As other companies finally enter the augmented reality ecommerce space to try and compete with us, we’ve noticed a trend: they all refer to their execution as a “virtual fitting room”, and promise brands that they will allow shoppers to “try on clothes” from the comforts of their own homes. And while I completely understand how that metaphor would be an easy connection for potential clients to make, I’d like to take a moment to explain why we’ve always actively avoided using that type of messaging/language when discussing our Webcam Social Shopper (WSS).
Simply put: With the current technology shoppers are using at home (i.e. a normal computer and webcam) we can’t deliver on the promise of fit.
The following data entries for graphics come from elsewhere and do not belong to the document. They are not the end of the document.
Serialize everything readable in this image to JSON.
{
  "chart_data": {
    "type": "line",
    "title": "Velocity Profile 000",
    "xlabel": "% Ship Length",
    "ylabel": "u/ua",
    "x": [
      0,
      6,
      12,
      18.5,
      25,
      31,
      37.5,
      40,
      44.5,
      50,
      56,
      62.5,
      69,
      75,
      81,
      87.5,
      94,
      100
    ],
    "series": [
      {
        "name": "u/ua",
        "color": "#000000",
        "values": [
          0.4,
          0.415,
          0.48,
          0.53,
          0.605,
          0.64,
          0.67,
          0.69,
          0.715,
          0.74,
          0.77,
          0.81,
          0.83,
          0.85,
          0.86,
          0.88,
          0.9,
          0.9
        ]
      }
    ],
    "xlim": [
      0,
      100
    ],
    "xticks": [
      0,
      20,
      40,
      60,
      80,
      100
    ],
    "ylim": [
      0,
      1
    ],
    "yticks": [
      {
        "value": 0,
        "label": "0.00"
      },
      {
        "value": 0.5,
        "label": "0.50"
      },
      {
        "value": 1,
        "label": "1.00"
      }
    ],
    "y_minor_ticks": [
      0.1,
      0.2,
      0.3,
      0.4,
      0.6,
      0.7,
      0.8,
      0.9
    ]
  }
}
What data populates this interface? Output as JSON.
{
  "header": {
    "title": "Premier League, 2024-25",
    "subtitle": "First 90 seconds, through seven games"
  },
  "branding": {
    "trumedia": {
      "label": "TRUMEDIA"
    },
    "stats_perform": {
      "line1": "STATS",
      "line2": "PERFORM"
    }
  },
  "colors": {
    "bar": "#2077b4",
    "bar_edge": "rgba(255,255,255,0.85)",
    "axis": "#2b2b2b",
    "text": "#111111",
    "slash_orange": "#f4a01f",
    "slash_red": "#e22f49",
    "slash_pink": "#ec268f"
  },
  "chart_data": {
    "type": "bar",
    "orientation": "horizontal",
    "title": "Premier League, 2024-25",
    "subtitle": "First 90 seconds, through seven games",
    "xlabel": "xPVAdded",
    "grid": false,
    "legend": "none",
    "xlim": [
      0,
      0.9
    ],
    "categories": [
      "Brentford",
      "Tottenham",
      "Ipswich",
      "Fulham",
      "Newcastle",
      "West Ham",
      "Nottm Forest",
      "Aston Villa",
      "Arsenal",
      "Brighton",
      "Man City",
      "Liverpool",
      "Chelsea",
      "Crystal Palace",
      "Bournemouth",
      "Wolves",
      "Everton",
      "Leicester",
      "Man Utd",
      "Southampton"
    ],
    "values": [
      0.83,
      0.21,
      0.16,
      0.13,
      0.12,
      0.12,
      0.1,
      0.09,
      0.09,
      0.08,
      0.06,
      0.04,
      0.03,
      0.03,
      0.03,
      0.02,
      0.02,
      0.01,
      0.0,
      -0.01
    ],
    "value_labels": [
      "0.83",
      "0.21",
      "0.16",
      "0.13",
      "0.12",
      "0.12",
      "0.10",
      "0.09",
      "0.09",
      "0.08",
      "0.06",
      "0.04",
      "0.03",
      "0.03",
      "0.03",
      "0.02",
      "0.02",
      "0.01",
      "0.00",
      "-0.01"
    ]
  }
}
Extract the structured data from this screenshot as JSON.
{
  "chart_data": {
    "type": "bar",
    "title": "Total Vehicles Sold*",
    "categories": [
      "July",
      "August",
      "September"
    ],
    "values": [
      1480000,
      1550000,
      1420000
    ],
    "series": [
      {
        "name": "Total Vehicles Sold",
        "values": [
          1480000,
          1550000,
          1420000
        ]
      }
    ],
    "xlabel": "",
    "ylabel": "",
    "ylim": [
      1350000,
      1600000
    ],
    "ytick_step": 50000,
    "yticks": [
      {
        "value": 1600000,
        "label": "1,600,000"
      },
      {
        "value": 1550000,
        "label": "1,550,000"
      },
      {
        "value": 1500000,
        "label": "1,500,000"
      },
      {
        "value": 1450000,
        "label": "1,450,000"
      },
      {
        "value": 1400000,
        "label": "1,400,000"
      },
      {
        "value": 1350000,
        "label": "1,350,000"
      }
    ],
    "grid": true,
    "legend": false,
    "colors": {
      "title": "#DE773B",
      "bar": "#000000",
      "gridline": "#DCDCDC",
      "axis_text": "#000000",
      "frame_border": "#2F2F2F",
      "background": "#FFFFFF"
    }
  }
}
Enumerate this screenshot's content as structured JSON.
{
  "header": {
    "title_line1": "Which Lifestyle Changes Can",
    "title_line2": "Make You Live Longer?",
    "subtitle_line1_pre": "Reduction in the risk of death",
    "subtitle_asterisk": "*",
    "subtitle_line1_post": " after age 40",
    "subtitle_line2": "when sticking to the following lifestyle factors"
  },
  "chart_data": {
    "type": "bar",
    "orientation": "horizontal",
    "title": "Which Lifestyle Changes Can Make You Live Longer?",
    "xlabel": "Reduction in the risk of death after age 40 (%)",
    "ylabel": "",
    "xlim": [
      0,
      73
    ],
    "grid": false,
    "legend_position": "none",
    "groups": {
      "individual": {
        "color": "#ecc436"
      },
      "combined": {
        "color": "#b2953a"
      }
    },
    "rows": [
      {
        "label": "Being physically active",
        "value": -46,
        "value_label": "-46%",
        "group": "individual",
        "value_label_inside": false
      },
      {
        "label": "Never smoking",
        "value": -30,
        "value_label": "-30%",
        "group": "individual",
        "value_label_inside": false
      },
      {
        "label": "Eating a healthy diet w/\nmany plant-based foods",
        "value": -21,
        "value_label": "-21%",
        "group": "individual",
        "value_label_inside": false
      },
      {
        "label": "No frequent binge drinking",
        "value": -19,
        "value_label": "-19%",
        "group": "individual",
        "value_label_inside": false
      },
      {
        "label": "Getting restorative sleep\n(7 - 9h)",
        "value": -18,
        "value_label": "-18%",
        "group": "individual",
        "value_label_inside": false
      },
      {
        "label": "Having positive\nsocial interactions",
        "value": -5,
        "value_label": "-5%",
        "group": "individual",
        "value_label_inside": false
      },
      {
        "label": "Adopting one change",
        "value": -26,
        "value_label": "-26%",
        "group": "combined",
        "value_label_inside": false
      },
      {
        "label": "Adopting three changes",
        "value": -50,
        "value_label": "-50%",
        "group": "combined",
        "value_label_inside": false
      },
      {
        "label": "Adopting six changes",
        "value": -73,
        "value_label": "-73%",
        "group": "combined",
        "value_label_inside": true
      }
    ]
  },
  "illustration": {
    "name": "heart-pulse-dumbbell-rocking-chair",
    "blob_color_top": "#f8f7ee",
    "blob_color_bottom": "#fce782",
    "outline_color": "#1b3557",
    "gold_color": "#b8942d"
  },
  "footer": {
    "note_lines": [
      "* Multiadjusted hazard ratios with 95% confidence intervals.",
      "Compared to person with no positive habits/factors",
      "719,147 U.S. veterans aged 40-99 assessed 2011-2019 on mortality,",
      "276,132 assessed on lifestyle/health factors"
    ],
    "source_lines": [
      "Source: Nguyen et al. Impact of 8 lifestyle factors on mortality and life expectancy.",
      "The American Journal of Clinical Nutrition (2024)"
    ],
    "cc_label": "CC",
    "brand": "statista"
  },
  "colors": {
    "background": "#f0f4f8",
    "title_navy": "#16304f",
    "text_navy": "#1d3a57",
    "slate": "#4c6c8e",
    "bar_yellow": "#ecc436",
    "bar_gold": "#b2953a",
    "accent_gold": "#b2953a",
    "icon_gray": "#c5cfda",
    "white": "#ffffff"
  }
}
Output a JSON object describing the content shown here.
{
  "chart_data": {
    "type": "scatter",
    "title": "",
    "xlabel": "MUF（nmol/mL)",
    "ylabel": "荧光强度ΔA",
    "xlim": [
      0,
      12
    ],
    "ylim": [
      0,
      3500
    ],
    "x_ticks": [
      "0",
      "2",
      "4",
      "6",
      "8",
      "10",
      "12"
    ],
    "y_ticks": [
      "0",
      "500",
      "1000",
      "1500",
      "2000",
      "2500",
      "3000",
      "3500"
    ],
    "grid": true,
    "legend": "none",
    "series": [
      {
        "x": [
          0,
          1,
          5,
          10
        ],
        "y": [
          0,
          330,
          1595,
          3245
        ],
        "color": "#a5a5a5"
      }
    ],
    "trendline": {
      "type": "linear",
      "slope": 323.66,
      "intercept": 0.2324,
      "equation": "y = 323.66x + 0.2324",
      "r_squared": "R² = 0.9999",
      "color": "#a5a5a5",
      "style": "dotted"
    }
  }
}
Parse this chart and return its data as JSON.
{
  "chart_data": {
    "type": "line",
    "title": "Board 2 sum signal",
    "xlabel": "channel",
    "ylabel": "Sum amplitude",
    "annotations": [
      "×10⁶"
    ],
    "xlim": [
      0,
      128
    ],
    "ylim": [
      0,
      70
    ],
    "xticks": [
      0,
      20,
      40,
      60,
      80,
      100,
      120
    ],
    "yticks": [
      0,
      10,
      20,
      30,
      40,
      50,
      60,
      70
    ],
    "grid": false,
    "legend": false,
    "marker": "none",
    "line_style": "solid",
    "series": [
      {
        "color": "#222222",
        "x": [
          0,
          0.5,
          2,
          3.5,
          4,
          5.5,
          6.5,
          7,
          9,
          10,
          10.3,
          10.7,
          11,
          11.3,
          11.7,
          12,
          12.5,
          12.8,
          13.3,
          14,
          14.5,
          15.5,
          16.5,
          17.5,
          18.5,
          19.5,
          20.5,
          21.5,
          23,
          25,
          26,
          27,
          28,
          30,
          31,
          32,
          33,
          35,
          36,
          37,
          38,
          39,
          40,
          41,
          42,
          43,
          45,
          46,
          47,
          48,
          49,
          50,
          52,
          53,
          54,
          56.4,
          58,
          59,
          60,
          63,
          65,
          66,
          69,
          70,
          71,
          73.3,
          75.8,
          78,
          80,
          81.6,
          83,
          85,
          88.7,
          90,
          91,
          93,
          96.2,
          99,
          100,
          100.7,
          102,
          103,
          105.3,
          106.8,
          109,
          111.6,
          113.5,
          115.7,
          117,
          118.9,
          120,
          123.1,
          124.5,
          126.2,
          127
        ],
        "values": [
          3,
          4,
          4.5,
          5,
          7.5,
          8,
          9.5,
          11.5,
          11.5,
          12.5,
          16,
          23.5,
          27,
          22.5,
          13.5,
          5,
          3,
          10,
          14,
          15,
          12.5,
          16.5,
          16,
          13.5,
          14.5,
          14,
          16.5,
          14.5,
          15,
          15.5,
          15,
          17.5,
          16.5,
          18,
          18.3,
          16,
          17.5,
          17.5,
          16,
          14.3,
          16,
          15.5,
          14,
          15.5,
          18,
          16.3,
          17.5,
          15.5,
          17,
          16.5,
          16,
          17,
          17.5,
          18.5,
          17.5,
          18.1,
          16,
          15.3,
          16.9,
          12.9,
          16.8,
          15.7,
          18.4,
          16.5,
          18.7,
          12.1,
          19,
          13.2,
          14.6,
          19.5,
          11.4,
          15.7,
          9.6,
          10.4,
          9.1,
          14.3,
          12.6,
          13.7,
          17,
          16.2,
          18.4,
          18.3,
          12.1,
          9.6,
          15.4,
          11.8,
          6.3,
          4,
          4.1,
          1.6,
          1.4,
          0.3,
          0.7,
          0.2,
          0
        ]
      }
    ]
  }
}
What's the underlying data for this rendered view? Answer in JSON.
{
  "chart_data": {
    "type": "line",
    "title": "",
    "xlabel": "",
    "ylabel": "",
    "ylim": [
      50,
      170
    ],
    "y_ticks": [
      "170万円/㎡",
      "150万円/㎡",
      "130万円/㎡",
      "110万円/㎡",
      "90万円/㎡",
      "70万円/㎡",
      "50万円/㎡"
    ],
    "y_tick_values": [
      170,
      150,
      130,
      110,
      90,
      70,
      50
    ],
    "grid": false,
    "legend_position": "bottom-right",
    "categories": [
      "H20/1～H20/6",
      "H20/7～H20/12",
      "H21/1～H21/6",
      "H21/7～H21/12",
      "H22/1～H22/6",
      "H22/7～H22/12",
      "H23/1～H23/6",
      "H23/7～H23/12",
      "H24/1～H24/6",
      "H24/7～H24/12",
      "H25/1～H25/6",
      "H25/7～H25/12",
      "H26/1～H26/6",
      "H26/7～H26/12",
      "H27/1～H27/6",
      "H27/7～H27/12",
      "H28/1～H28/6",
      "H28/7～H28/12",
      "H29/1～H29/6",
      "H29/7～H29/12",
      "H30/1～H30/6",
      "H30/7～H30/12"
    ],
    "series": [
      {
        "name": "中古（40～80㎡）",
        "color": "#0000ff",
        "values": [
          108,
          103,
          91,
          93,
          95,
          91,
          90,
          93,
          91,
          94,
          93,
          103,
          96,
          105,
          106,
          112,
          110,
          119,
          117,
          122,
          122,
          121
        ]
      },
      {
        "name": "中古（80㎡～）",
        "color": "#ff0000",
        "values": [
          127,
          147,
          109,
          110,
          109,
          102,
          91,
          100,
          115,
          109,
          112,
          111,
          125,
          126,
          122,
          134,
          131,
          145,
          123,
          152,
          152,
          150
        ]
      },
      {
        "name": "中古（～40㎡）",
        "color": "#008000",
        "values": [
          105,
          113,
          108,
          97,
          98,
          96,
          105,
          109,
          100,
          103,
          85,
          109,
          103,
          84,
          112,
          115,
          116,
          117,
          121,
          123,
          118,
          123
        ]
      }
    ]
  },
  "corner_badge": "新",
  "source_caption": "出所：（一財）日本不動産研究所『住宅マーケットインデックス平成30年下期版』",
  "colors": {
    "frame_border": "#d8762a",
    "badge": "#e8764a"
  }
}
No one can. And we feel it’s critical that we help brands to manage their shopper’s expectations from the get-go.
Let’s for the sake of this post completely ignore how important an apparel item’s tactile feel is when you try something on, and focus solely on what a shopper would expect when they’re in a dressing room trying something on. They’d expect to see where that item bunches, grabs, sags, and hangs. “Does the blouse hang too low?” “Are these jeans gonna give me a muffin top?” They’d want to see how that particular item would fit their very unique body, and rightfully so. Companies are proactively telling them they can “try something on”, and a shoppers only frame of reference is what happens in the real world. So all developers are doing by setting those expectations is setting shoppers (and online retailers) up to be disappointed by the experience rather than excited.
But “so what” if you can’t see how it fits? The value proposition doesn’t have to be about fit to greatly advance the current online shopping experience (especially for young women, who have grown up digital but are still shopping with their grandmother’s internet). WSS is about validating color and style, and seeing if an item is “right for you”, just like you would at the rack in a store. It’s about asking a friend “what do you think?” and getting that all important feedback before a purchase is made. Or maybe a shopper just wants to find a top to match a particular skirt they already own at home, that we can help with. But fit? Nope. Sorry, I truly wish it could be done. At the end of the day WSS (and its imitators) is just another tool to help shoppers validate their purchase (and hopefully have some fun doing it), just like “zooming” in on an item.
Now, I’d love to get your thoughts. Are we being too literal? Getting caught in the weeds, or do you agree with us that messaging makes a difference?